As one of the newest joint replacement surgeons to join Duke’s growing adult reconstruction group, Sean P. Ryan, MD, offers a full range of nonoperative treatment options as well as several medically optimized surgical approaches to give each patient the best outcome possible.
In this Q&A, Ryan talks about his award-winning fellowship research while at Mayo Clinic, tailored approach to hip and knee replacements, and current work on postoperative fracture risk and knee flexion that may impact patient outcomes.
What research have you published recently in hip arthroplasty?

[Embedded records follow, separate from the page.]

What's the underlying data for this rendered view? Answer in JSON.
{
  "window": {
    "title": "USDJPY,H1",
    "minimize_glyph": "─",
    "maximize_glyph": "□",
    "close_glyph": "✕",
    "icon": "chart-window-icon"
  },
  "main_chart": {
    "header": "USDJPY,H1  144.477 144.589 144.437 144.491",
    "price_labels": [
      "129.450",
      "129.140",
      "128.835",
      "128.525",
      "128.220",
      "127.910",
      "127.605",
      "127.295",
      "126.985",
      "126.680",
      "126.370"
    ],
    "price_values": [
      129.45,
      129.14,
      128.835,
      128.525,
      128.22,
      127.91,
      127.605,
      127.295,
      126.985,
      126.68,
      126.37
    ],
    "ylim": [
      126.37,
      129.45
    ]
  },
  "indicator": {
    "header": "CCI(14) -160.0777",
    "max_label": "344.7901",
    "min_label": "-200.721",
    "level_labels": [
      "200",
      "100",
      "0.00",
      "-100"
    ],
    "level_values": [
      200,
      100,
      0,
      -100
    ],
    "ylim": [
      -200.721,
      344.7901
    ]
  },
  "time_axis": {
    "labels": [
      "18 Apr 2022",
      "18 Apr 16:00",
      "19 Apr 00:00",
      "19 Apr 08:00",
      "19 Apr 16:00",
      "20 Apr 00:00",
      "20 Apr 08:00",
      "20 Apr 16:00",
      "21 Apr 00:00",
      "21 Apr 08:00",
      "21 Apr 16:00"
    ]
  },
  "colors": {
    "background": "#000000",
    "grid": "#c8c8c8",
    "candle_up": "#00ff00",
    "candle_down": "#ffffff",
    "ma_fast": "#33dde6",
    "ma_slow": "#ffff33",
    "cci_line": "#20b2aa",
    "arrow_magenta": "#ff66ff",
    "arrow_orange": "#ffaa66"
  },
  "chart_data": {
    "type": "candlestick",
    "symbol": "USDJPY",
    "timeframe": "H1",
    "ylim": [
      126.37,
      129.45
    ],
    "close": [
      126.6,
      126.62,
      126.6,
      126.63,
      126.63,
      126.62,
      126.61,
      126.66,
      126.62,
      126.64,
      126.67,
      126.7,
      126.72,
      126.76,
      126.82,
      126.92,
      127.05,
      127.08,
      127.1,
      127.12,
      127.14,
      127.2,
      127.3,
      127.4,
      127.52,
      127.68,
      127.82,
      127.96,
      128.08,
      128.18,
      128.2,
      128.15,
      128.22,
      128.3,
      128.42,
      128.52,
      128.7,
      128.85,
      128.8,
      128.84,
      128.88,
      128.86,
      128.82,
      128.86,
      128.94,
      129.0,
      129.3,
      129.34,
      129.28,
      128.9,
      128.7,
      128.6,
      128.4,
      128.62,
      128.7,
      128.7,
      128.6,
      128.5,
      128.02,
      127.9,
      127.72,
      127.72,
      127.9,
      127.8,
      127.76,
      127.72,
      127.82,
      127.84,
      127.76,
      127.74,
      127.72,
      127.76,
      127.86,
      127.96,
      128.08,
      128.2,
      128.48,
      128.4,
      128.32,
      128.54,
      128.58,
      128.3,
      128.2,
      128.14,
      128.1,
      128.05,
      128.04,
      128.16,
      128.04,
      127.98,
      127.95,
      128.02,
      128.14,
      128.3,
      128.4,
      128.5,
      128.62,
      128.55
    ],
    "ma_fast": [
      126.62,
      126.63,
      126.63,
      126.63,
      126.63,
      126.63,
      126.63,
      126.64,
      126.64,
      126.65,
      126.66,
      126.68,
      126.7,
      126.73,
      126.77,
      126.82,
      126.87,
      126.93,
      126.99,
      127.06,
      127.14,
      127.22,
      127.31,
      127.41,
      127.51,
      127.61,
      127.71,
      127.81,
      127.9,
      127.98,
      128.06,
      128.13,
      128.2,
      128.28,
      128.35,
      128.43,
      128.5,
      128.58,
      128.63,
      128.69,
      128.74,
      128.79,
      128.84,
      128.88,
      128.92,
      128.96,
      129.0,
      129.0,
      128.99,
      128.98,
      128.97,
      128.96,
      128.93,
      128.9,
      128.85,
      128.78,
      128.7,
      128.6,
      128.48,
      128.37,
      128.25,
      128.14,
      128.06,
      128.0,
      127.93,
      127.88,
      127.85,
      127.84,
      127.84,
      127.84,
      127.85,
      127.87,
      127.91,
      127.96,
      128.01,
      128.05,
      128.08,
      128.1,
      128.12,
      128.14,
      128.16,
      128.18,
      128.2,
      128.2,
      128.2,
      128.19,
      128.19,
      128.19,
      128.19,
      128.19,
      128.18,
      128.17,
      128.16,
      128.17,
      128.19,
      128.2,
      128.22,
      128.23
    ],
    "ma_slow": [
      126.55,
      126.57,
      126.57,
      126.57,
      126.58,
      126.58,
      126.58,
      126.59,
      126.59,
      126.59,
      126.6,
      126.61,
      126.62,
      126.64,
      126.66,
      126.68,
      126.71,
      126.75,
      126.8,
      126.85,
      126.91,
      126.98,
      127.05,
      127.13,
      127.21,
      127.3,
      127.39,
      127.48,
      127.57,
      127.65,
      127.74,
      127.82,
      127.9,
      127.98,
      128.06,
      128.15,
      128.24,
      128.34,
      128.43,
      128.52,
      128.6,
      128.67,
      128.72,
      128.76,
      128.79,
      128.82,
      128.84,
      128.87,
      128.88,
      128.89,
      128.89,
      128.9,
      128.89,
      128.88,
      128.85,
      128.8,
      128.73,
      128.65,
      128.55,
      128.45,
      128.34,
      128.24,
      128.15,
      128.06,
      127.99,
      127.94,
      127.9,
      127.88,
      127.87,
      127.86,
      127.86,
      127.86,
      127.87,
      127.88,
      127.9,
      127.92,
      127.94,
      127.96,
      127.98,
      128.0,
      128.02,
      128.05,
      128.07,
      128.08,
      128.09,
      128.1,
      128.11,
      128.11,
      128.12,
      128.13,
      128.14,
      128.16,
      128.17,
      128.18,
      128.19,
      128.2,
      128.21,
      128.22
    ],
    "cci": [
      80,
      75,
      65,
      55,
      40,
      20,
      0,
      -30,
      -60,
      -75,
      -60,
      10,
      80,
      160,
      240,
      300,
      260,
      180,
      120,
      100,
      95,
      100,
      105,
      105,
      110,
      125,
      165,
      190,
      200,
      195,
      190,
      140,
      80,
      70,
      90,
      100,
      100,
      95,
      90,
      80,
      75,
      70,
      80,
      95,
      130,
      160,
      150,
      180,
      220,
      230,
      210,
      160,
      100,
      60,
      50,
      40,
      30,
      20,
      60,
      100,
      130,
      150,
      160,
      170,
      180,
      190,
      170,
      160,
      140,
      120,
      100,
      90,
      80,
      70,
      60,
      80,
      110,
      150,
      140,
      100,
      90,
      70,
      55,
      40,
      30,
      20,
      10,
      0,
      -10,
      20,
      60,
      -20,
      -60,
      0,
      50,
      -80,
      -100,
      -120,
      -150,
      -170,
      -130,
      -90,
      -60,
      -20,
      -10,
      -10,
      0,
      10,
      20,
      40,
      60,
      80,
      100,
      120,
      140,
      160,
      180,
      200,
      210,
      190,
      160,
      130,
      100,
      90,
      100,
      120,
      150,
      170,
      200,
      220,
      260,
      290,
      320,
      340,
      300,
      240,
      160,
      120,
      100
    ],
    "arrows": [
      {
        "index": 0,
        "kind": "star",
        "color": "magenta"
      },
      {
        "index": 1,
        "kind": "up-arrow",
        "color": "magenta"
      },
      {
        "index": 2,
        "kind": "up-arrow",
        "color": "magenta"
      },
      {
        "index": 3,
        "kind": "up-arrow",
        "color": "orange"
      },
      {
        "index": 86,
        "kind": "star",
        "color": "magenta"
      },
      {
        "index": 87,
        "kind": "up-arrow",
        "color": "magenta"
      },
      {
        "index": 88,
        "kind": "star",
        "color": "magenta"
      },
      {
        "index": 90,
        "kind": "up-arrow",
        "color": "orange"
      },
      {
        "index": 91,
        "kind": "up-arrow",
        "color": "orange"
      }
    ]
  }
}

Ryan: Patients are often referred to bariatric surgery to lose weight prior to a total hip replacement, but in a retrospective study I led while in fellowship at the Mayo Clinic, our team found that patient outcomes are actually worse after bariatric surgery. Ultimately, we believe patients should be encouraged to engage in self-directed weight loss for medical optimization prior to a joint replacement surgery. The paper recently won the Hip Society's Frank Stinchfield Award, a prize given to a resident or fellow in training for a significant contribution concerning hip pathology.
What is the focus of your new practice at Duke?
Ryan: At Duke University Hospital and Duke Health Center Arringdon, I primarily work with patients with hip and knee pain who need total hip and total knee replacements, but I see a wide spectrum of patients presenting with everything from chronic knee pain and mild arthritis to complex arthritis, to those who have failed initial conservative treatment options. I also manage patients who previously had an arthroplasty elsewhere and are unsatisfied, considering revision, or those needing major revision procedures who are referred by other surgeons.
What specialty expertise do you offer in adult reconstruction for hip and knee replacements?
Ryan: At Duke as well as nationally, the most common surgical approach for hip replacement is a posterior approach. In addition to that approach, I also offer lateral, and direct anterior approaches, depending on the patient’s medical history and risk factors. The direct anterior approach for primary total hip replacement is a muscle-sparing approach which, for select patients, may result in a faster recovery with a smaller incision, and patients are seeking this out. For knee replacement surgery, I utilize a variety of techniques for primary and revision surgeries, including robotic or computer-assisted techniques, when appropriate.
What else are you working on to advance the field of joint replacement?
Ryan: I'm on the American Academy of Orthopaedic Surgeon (AAOS)’s American Joint Replacement Registry (AJRR) publications committee, and we're investigating fracture risk perioperatively based on implant design utilizing this powerful registry with millions of patients. With so many different implant designs and surgical approaches, there are likely varying risks for fracture based on bone quality, medical comorbidities, and surgical approach. For hip and knee replacements, it's all about trying to minimize complications and trying to maximize patient benefit from the surgery.
One of my other areas of focus is on knee flexion instability, which is a significant contributor to patients who remain dissatisfied after a total knee replacement. I’m working to create more objective diagnostic criteria for flexion instability, as well as developing indications for revision surgery in those patients.
When is the best time to refer a patient with hip or knee pain?
Ryan: If a provider is unsure of the workup required or wants to explore appropriate nonoperative treatment options for their patients, I always recommend placing the referral sooner rather than later. I’m happy to discuss what their treatment course will likely be and put them on a path towards pain improvement with nonoperative measures to start prior to surgery.